Decode ClamAV Signatures to UTF-8
So, I wrote this because when you decode ClamAV signatures with ClamAV's sigtool, the signatures are still represented as Hexcode. But since many Virus-Signatures actually match ASCII/UTF8 strings inside the infected file / executable, it is, in order to understand how an antivirus program works, very interesting to see which strings are matched by the signatures. This is tedious to do by hand, because ClamAV signatures have many special characters inbetween the hex, which lets many hex-to-binary programs you might want to use derail (like xxd). Therefore I wrote this program, which does all that for you and tries to display the Signatures in a format that is much easier for humans to read.
If you are interested, here is the documentation of the ClamAV signature formats. You might want to read that in order to know what the special patterns like ":w" mean, which decode_clamav_sig_utf8 puts on a new lines in an effort to make them distinguishable from the decoded hex:
https://docs.clamav.net/manual/Signatures.html
https://docs.clamav.net/manual/Signatures/BodySignatureFormat.html
https://docs.clamav.net/manual/Signatures/LogicalSignatures.html
Compile:
go build decode_clamav_sig_utf8.go
Then, unpack the ClamAV databases with ClamAV's sigtool:
cd ~/folder/for/signatures
sigtool -u /var/lib/clamav/main.cvd
sigtool -u /var/lib/clamav/daily.cvd
Now, you can use decode_clamav_sig_utf8 to take a look at them. You just pipe the text into decode_clamav_sig_utf8, like this:
cat daily.ldb | ./decode_clamav_sig_utf8 ldb | less
The Syntax is:
cat main.[ldb|ldu|ndb|ndu] | decode_clamav_to_utf8 [ldb|ldu|ndb|ndu]
Only the ldb, ldu, ndb and ndu files can be decoded.

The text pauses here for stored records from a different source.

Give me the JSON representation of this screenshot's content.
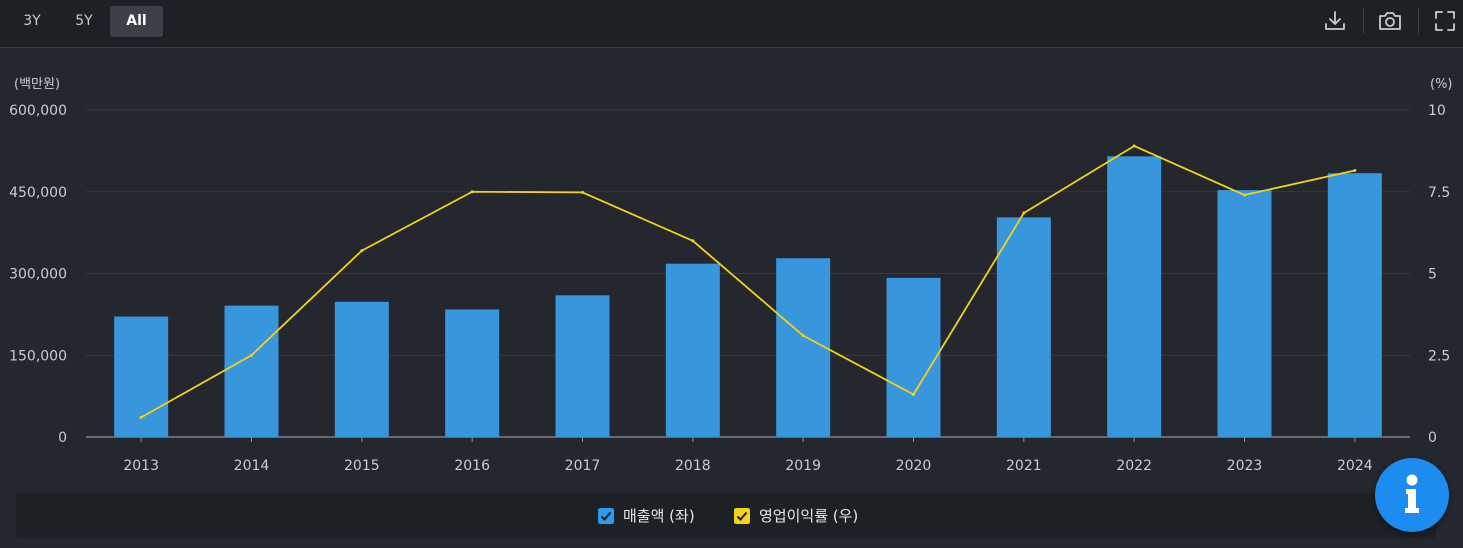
{
  "toolbar": {
    "ranges": [
      "3Y",
      "5Y",
      "All"
    ],
    "active_range": "All",
    "icons": [
      "download-icon",
      "camera-icon",
      "fullscreen-icon"
    ]
  },
  "chart_data": {
    "type": "bar",
    "categories": [
      "2013",
      "2014",
      "2015",
      "2016",
      "2017",
      "2018",
      "2019",
      "2020",
      "2021",
      "2022",
      "2023",
      "2024"
    ],
    "series": [
      {
        "name": "매출액 (좌)",
        "type": "bar",
        "axis": "left",
        "color": "#3796dc",
        "values": [
          221000,
          241000,
          248000,
          234000,
          260000,
          318000,
          328000,
          292000,
          403000,
          515000,
          453000,
          484000
        ]
      },
      {
        "name": "영업이익률 (우)",
        "type": "line",
        "axis": "right",
        "color": "#f2d21b",
        "values": [
          0.6,
          2.5,
          5.7,
          7.5,
          7.48,
          6.0,
          3.1,
          1.3,
          6.85,
          8.9,
          7.4,
          8.15
        ]
      }
    ],
    "left_axis": {
      "unit": "(백만원)",
      "min": 0,
      "max": 600000,
      "ticks": [
        0,
        150000,
        300000,
        450000,
        600000
      ],
      "tick_labels": [
        "0",
        "150,000",
        "300,000",
        "450,000",
        "600,000"
      ]
    },
    "right_axis": {
      "unit": "(%)",
      "min": 0,
      "max": 10,
      "ticks": [
        0,
        2.5,
        5,
        7.5,
        10
      ],
      "tick_labels": [
        "0",
        "2.5",
        "5",
        "7.5",
        "10"
      ]
    },
    "grid": true,
    "legend_position": "bottom"
  },
  "legend": [
    {
      "label": "매출액 (좌)",
      "color": "#2f9be8"
    },
    {
      "label": "영업이익률 (우)",
      "color": "#f2d21b"
    }
  ]
}
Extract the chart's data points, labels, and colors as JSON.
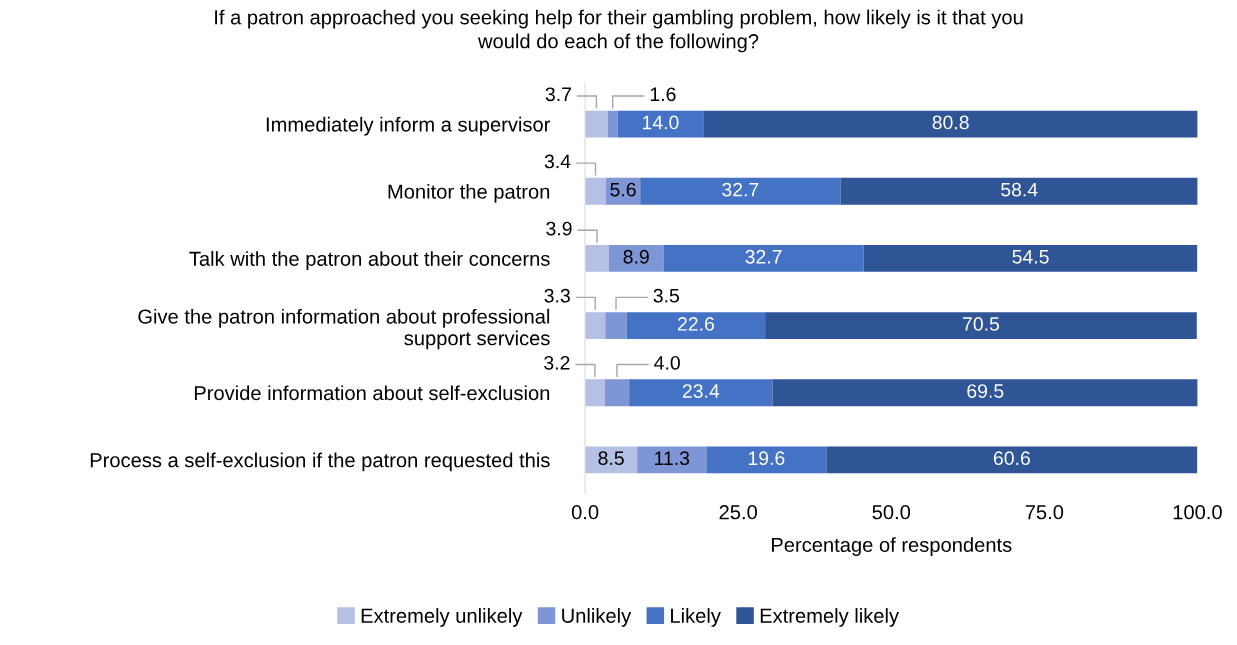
{
  "chart_data": {
    "type": "bar",
    "orientation": "horizontal",
    "stacked": true,
    "title": "If a patron approached you seeking help for their gambling problem, how likely is it that you\nwould do each of the following?",
    "xlabel": "Percentage of respondents",
    "categories": [
      "Immediately inform a supervisor",
      "Monitor the patron",
      "Talk with the patron about their concerns",
      "Give the patron information about professional\nsupport services",
      "Provide information about self-exclusion",
      "Process a self-exclusion if the patron requested this"
    ],
    "series": [
      {
        "name": "Extremely unlikely",
        "color": "#b4c0e4",
        "values": [
          3.7,
          3.4,
          3.9,
          3.3,
          3.2,
          8.5
        ],
        "value_labels": [
          "3.7",
          "3.4",
          "3.9",
          "3.3",
          "3.2",
          "8.5"
        ]
      },
      {
        "name": "Unlikely",
        "color": "#7f96d6",
        "values": [
          1.6,
          5.6,
          8.9,
          3.5,
          4.0,
          11.3
        ],
        "value_labels": [
          "1.6",
          "5.6",
          "8.9",
          "3.5",
          "4.0",
          "11.3"
        ]
      },
      {
        "name": "Likely",
        "color": "#4472c4",
        "values": [
          14.0,
          32.7,
          32.7,
          22.6,
          23.4,
          19.6
        ],
        "value_labels": [
          "14.0",
          "32.7",
          "32.7",
          "22.6",
          "23.4",
          "19.6"
        ]
      },
      {
        "name": "Extremely likely",
        "color": "#2f5597",
        "values": [
          80.8,
          58.4,
          54.5,
          70.5,
          69.5,
          60.6
        ],
        "value_labels": [
          "80.8",
          "58.4",
          "54.5",
          "70.5",
          "69.5",
          "60.6"
        ]
      }
    ],
    "xlim": [
      0,
      100
    ],
    "xticks": [
      {
        "value": 0,
        "label": "0.0"
      },
      {
        "value": 25,
        "label": "25.0"
      },
      {
        "value": 50,
        "label": "50.0"
      },
      {
        "value": 75,
        "label": "75.0"
      },
      {
        "value": 100,
        "label": "100.0"
      }
    ],
    "grid": false,
    "legend": "bottom"
  }
}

Let's say ClamAV has flagged a file as Win.Dropper.Havex-9967324-0
and you would like to know why it did flag the file. You could search for it in the signatures and what you would find is this:
grep 'Win.Dropper.Havex-9967324-0' *
daily.ldb:Win.Dropper.Havex-9967324-0;Engine:81-255,Target:1;0&1&2&3&4;6e7374616c6c2053797374656d2076332e3061313c2f6465736372697074696f6e3e3c7472757374496e666f20786d6c6e733d2275726e3a736368656d61732d6d6963726f736f66742d636f6d3a61736d2e7633223e3c73656375726974793e3c72657175657374656450726976696c656765733e3c7265717565737465;4d4220436f6e6e656374204c696e6520476d6248::w;2a207e68643d;472563542546;3157715d254e512562
But who is supposed to understand that? Now, we use decode_clamav_sig_utf8 (which I realize is a very bad name, but whatever) to make it more readable:
grep -i 'in.Dropper.Havex-9967324-0' daily.ldb | decode_clamav_sig_utf8 ldb
Signature Name : Win.Dropper.Havex-9967324-0
Target Description Block : Engine:81-255,Target:1
Logical Expression : 0&1&2&3&4
Subsignature 0:
nstall System v3.0a1</description><trustInfo xmlns="urn:schemas-microsoft-com:asm.v3"><security><requestedPrivileges><requeste
original_hex(6e7374616c6c2053797374656d2076332e3061313c2f6465736372697074696f6e3e3c7472757374496e666f20786d6c6e733d2275726e3a736368656d61732d6d6963726f736f66742d636f6d3a61736d2e7633223e3c73656375726974793e3c72657175657374656450726976696c656765733e3c7265717565737465)
Subsignature 1:
MB Connect Line GmbH
original_hex(4d4220436f6e6e656374204c696e6520476d6248)
::w
Subsignature 2:
* ~hd=
original_hex(2a207e68643d)
Subsignature 3:
G%cT%F
original_hex(472563542546)
Subsignature 4:
1Wq]%NQ%b
original_hex(3157715d254e512562)
Now, this makes a lot more sense. ClamAV only looks for five strings in PE executables (Target:1 = PE executable) and if these five strings are in the file, it gets flagged. Many antivirus programs work like this. This "grep on steroids" is the bread and butter of endpoint antivirus programs and you learn a lot by studying even something as accessible as ClamAV.